Website Translation and Localization is often marketed as one of the most valuable services to expand your brand. But what is the best way to go about it?

Getting started with your website translation and localization: Strategies and CMS

Before we dig in, let’s start by stepping back a little. Because here is fact number one: every project is unique. Start by thinking about the scale, requirements, and complexity of your project. Jumping in and applying some best practices won’t be enough. Begin by asking yourself questions like:

  • What is my goal?
  • Who do I want to reach?
  • What is my target locale and what are their online habits?
  • How many languages do I want to translate my website into?

When you know all of this, you can start laying out the foundations of how to get there. First, confirm which CMS you are using. Your CMS, which stands for Content Management System, will determine the future course your website localization project will take. Is it one of the most popular ones out there like WordPress? Is it a custom CMS? Or maybe it’s a static website built on a bunch of HTML and CSS files.

Once you know which CMS you are using, you have to check if your CMS allows you to export the source text in a translation-friendly format such as XML. Does it not? Don’t worry. There are a variety of plugins out there that can help you automate the exporting process.

Do you have plans to push more content and updates in the future?

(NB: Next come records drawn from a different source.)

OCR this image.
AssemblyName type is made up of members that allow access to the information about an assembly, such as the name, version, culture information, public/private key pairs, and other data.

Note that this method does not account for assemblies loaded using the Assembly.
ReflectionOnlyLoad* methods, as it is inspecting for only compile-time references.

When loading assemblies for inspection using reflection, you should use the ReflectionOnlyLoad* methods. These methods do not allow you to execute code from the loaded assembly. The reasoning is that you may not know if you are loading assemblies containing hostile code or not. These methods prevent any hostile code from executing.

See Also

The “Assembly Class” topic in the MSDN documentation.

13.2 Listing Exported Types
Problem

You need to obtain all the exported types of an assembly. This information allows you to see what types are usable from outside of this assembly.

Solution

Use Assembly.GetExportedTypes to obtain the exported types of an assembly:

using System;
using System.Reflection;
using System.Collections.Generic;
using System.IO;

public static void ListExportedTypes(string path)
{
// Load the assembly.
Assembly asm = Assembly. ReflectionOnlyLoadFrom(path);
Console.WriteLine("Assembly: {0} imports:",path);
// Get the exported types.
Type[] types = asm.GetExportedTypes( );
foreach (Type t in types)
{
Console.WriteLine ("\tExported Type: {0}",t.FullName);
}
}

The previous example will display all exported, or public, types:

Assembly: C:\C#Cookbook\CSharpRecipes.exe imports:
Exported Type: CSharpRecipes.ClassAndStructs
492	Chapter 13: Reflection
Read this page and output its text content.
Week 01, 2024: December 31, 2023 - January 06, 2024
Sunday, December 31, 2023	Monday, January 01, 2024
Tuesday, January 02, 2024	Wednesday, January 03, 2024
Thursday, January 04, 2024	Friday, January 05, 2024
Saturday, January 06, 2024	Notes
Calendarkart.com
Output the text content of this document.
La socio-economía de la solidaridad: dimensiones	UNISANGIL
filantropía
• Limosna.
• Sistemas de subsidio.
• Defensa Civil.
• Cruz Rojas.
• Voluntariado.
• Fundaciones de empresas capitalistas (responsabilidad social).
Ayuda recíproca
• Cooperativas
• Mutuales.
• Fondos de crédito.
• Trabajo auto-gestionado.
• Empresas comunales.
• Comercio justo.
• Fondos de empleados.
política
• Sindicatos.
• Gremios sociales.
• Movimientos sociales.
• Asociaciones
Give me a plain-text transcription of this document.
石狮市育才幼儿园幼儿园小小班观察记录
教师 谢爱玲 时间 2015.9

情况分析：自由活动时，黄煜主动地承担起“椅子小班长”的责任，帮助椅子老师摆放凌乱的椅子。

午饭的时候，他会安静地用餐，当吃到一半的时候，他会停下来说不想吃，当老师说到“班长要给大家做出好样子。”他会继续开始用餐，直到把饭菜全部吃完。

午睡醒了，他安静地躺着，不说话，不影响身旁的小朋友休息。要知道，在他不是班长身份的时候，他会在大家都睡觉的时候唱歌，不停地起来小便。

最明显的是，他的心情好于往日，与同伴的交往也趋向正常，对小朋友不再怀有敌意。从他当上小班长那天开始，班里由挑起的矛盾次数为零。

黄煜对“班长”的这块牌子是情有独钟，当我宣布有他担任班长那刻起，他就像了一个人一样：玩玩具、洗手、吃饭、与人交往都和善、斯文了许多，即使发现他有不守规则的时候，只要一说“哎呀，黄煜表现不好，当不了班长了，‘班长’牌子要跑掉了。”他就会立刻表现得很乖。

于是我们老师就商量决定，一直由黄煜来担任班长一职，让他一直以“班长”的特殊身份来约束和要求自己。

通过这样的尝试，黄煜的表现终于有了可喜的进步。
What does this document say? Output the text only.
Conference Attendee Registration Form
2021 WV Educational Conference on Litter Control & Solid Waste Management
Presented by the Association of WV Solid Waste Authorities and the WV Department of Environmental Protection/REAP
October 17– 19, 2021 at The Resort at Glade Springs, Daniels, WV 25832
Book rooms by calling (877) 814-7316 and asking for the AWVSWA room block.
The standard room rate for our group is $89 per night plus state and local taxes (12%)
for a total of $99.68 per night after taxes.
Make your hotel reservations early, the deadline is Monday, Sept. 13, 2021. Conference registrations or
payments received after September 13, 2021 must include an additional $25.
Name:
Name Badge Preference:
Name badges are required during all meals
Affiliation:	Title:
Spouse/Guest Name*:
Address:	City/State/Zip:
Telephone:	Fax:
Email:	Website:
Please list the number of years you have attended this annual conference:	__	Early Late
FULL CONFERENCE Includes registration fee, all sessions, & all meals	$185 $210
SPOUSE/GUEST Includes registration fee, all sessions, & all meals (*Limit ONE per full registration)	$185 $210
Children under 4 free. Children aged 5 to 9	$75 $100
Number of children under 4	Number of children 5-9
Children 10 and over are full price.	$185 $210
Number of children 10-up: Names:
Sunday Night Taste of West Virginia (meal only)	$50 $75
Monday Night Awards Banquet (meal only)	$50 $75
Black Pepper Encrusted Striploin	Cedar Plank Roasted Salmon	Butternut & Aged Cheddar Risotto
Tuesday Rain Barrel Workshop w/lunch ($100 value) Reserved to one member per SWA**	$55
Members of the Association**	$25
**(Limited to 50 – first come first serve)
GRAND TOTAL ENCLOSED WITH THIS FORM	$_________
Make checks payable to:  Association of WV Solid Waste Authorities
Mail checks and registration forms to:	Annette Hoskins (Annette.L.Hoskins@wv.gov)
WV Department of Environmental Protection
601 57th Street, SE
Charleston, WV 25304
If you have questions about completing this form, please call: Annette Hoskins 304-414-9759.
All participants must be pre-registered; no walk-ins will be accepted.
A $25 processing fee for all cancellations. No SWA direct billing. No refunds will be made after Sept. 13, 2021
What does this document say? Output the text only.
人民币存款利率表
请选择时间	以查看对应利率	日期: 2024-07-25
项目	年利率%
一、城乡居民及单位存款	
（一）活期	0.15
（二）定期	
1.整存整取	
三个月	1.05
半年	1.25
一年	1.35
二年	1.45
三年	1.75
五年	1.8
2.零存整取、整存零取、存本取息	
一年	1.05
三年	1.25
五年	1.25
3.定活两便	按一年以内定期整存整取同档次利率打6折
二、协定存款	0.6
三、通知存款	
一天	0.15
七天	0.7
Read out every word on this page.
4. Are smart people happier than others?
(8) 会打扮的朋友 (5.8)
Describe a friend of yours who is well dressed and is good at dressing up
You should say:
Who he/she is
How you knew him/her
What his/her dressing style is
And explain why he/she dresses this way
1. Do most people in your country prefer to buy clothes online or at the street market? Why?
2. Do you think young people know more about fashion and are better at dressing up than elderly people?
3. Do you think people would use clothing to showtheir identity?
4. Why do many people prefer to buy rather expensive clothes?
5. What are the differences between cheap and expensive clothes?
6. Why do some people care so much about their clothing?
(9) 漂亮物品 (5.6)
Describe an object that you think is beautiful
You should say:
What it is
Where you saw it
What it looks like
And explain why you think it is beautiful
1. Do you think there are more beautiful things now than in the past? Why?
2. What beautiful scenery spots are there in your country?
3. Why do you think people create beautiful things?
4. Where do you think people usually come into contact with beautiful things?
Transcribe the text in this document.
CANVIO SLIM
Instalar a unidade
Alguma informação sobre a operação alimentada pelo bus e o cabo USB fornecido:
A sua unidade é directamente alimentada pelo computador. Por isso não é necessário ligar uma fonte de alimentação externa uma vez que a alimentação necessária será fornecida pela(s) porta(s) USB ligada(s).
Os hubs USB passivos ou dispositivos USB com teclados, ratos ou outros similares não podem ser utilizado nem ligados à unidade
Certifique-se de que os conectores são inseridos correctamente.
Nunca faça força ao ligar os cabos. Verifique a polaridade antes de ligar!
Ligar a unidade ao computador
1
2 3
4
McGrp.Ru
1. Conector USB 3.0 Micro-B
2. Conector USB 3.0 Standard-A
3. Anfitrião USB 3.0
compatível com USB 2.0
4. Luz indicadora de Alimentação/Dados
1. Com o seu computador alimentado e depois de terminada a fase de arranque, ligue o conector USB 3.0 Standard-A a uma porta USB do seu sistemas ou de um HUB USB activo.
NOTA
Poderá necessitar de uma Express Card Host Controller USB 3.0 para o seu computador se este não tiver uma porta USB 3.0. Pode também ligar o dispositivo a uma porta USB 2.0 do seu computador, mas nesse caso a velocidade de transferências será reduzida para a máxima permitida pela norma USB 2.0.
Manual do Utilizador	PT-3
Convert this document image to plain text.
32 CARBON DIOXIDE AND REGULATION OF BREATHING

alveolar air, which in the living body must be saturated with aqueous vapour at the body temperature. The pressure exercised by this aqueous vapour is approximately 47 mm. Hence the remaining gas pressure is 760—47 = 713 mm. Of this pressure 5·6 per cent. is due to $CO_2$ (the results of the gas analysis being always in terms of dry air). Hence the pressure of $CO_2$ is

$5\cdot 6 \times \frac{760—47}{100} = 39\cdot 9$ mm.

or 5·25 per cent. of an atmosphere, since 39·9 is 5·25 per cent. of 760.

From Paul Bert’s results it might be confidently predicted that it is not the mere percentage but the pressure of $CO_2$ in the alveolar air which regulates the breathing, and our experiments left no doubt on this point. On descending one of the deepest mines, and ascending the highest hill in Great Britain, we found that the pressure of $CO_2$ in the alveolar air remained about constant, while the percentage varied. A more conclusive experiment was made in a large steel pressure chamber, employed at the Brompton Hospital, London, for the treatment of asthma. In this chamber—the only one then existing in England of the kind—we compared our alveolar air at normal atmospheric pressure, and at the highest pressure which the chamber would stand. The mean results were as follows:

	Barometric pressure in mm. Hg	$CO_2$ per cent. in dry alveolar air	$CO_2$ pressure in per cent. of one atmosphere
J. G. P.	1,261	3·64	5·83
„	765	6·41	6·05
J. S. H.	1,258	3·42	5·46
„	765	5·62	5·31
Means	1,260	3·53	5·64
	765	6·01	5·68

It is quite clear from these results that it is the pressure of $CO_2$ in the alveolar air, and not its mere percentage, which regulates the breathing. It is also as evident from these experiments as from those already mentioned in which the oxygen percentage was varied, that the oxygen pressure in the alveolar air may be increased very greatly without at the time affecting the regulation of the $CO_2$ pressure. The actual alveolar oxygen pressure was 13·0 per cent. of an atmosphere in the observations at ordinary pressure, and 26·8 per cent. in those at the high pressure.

Then you should also think about using translation connectors so you can save time managing your translations and send the content directly to your system.

You should take advantage of the tools out there so you can automate the process as much as possible. This way, valuable time can be spent where it really matters: on the actual localization.

The Ideal Localization Team And Tools

Right. CMS, plugin, and translation connectors check. But we are not there yet. Now you have to think about the translation tool, or CAT Tools, that you will use to run your translations. You have to set up a quality linguistic team. And you have to prepare linguistic resources such as a glossary and a style guide.

CAT-Tools provide the option for Quality Assurance and further automation of the translation process, while Glossaries and style guides are the guardians of your brand. They make sure that every preference in terminology and style are maintained throughout the localization process.

When it comes to setting up a quality team, it is not as straightforward as it sounds. A marketing-oriented team will often neglect the technical part, while a technically oriented team, will neglect the linguistic part.

The solution? Collaboration. Put together a team that complements each other and brings all levels of expertise together. This is how you can strive to reach the best possible results. The linguistic expertise is key in ensuring linguistic and cultural integrity, while the technical team is there to make sure it all runs smoothly, and your audience can interact with a website free of bugs.